When it comes to I-1240, the role of the attorney general’s office is clear, said spokesman Dan Sytman. “One of our duties is to defend state law, and that includes initiatives and referendums, so that is what we are going to do. Since Mr. Dorn has not announced what he is going to do, it would be early for us to comment.”
No decision has been made, said OSPI spokesman Nathan Olson. But at the very least he said a challenge from the office would have to be funded by the agency itself. “It would be in our discretion, assuming we have the budget to do that, so that would be the issue. The other possibility would be partnering with others, for example, with the WEA, and then dividing up the legal costs with other agencies or people.”
James Spady, the Dick’s Drive-In scion who filed Washington’s first charter-school measure as an initiative to the Legislature in 1995, insists the measure is on solid ground. Quiet during this year’s campaign, Spady said he was happy to let others take the lead this time – but his support remained rock-solid. “If I had known it was going to take this long, I don’t know that I ever would have taken this journey,” he said. Spady and his wife Fawn ended their silence last month when they organized a charter-school conference at the University of Washington – Tacoma, attended by some 150 charter school advocates and operators from around the country. Given the longstanding opposition of the K-12 establishment to charter schools in Washington state, Spady said a lawsuit certainly would be no surprise.
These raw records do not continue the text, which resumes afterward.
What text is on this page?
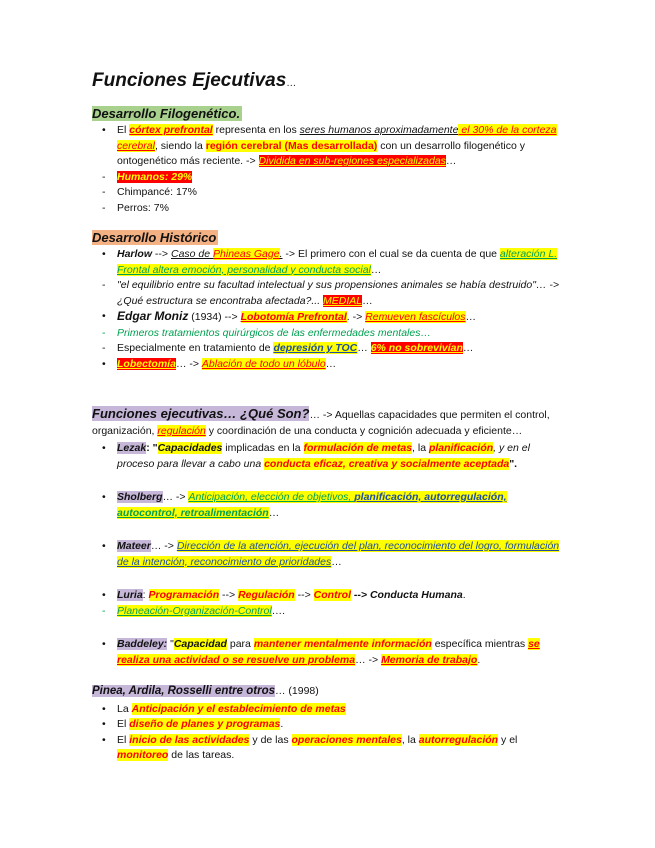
Funciones Ejecutivas…
Desarrollo Filogenético.
• El córtex prefrontal representa en los seres humanos aproximadamente el 30% de la corteza cerebral, siendo la región cerebral (Mas desarrollada) con un desarrollo filogenético y ontogenético más reciente. -> Dividida en sub-regiones especializadas…
- Humanos: 29%
- Chimpancé: 17%
- Perros: 7%
Desarrollo Histórico
• Harlow --> Caso de Phineas Gage. -> El primero con el cual se da cuenta de que alteración L. Frontal altera emoción, personalidad y conducta social…
- "el equilibrio entre su facultad intelectual y sus propensiones animales se había destruido"… -> ¿Qué estructura se encontraba afectada?... MEDIAL…
• Edgar Moniz (1934) --> Lobotomía Prefrontal. -> Remueven fascículos…
- Primeros tratamientos quirúrgicos de las enfermedades mentales…
- Especialmente en tratamiento de depresión y TOC… 6% no sobrevivían…
• Lobectomía… -> Ablación de todo un lóbulo…

Funciones ejecutivas… ¿Qué Son?… -> Aquellas capacidades que permiten el control, organización, regulación y coordinación de una conducta y cognición adecuada y eficiente…

• Lezak: "Capacidades implicadas en la formulación de metas, la planificación, y en el proceso para llevar a cabo una conducta eficaz, creativa y socialmente aceptada".
• Sholberg… -> Anticipación, elección de objetivos, planificación, autorregulación, autocontrol, retroalimentación…
• Mateer… -> Dirección de la atención, ejecución del plan, reconocimiento del logro, formulación de la intención, reconocimiento de prioridades…
• Luria: Programación --> Regulación --> Control --> Conducta Humana.
- Planeación-Organización-Control….
• Baddeley: "Capacidad para mantener mentalmente información específica mientras se realiza una actividad o se resuelve un problema… -> Memoria de trabajo.

Pinea, Ardila, Rosselli entre otros… (1998)

• La Anticipación y el establecimiento de metas
• El diseño de planes y programas.
• El inicio de las actividades y de las operaciones mentales, la autorregulación y el monitoreo de las tareas.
“I don’t think it’s a serious concern,” he said. “This law was seriously vetted for constitutional issues. There is case law which says that the Legislature has broad authority to implement a public school system. When the people pass a law by initiative, they are exercising their constitutional legislative power. So I think Randy Dorn should be helping us launch the best schools possible to help serve kids, rather than to try what will ultimately be a waste of taxpayer money and will simply delay the effort to bring these schools to our state.”